40 km au sud d’Alexandra se trouve Roxburgh. Notre arrêt ne se fera dans un premier temps que quelques kilomètres plus au sud puisque s’y trouve un free camp nous permettant de nous établir pour la nuit (enfin un endroit sur l’Île du Sud où l’on peut s’arrêter légalement sans débourser une fortune ! Merci Central Otago !). Nous y passerons néanmoins quelques minutes le lendemain matin.
Lawrence
Petite pause dans la ville de Lawrence, 417 habitants (11 000 habitants à son apogée lors de la ruée vers l’or). La bourgade en plein soleil du Central Otago conserve ses aficionados et une certaine ambiance dans sa rue principale. Elle offre surtout un musée, dans lequel nous sommes entrés par hasard (en cherchant une glace au 4square) : absolument incontournable, on s’y croirait chez un brocanteur, avec un sacré cachet en prime (et gratuit qui plus est -une donation box est cependant proposée).

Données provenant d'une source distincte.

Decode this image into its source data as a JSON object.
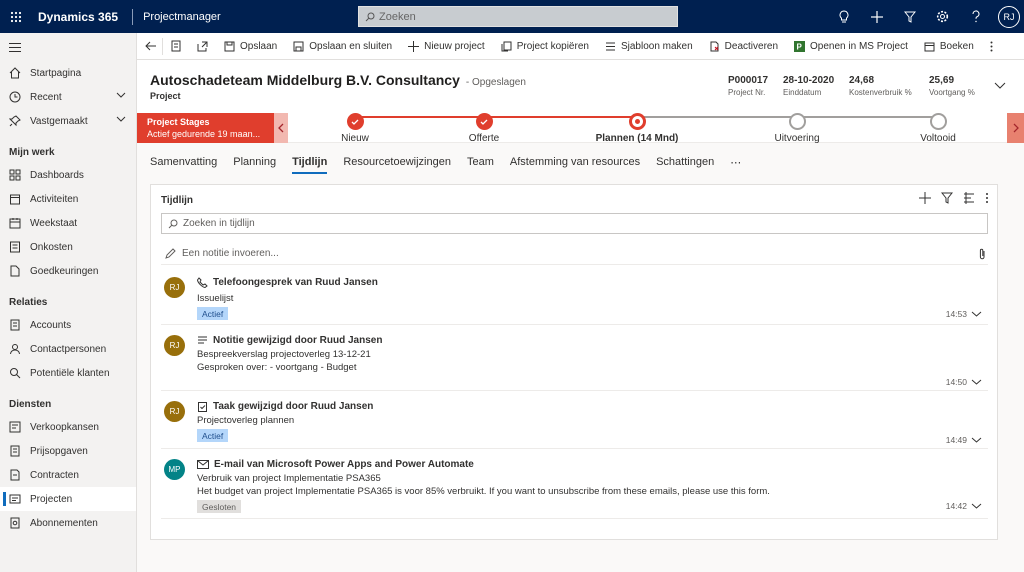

Après cette dernière halte, nous voici à Dunedin, passer 3 nuits dans un vrai appartement et souffler un peu après les alternances pluies / vent / soleil aride -les camping a ses aléas… !
😉

Les vieux batiments de Cromwell sont magnifiques!!!!!…Mais nous sommes le jour de la Chandeleur et Amandine a droit à TRENTE crèpes!Je pense bien à toi aujourd’hui….sans pourtant oublier Olivier.Continuez votre beau voyage dont nous suivons les péripéties avec plaisir.